A school boy, travelling at 3 km/h reaches his school 32 min late, but if he travels at 5 km/h then he reaches his school 28 min early. Find the distance then he travels every day to reach the school ?

To solve the problem, we need to find the distance the school boy travels every day to reach his school. We will use the information given about his travel times at different speeds. ### Step-by-Step Solution: 1. **Define Variables:** Let the distance to the school be \( D \) kilometers. 2. **Calculate Time Taken at Different Speeds:** - When the boy travels at 3 km/h, the time taken to reach school is: \[ \text{Time}_1 = \frac{D}{3} \text{ hours} \] - When he travels at 5 km/h, the time taken is: \[ \text{Time}_2 = \frac{D}{5} \text{ hours} \] 3. **Set Up the Time Difference Equation:** According to the problem: - He is 32 minutes late when traveling at 3 km/h. - He is 28 minutes early when traveling at 5 km/h.
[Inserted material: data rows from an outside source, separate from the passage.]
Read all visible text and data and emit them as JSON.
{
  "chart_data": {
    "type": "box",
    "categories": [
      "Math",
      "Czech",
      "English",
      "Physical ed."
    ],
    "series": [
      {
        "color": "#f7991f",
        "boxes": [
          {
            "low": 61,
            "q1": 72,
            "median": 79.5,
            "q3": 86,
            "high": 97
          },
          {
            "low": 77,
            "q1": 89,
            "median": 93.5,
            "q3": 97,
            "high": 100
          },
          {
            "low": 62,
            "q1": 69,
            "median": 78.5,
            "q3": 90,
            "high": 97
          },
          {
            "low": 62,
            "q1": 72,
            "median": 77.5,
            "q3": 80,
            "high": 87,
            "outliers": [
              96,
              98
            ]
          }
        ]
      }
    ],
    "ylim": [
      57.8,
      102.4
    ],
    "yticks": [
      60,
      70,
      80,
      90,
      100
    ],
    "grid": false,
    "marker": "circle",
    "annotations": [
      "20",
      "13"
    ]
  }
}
We can convert these times into hours: - 32 minutes = \( \frac{32}{60} = \frac{8}{15} \) hours - 28 minutes = \( \frac{28}{60} = \frac{14}{30} = \frac{7}{15} \) hours The total time difference between the two scenarios is: \[ \frac{8}{15} + \frac{7}{15} = 1 \text{ hour} \] 4. **Set Up the Equation:** The difference in time taken at the two speeds can be expressed as: \[ \frac{D}{3} - \frac{D}{5} = 1 \] 5. **Find a Common Denominator:** The common denominator for 3 and 5 is 15. Rewrite the equation: \[ \frac{5D}{15} - \frac{3D}{15} = 1 \] Simplifying gives: \[ \frac{2D}{15} = 1 \] 6. **Solve for \( D \):** Multiply both sides by 15: \[ 2D = 15 \] Now, divide by 2: \[ D = \frac{15}{2} = 7.5 \text{ km} \] ### Conclusion: The distance the school boy travels every day to reach the school is **7.5 km**.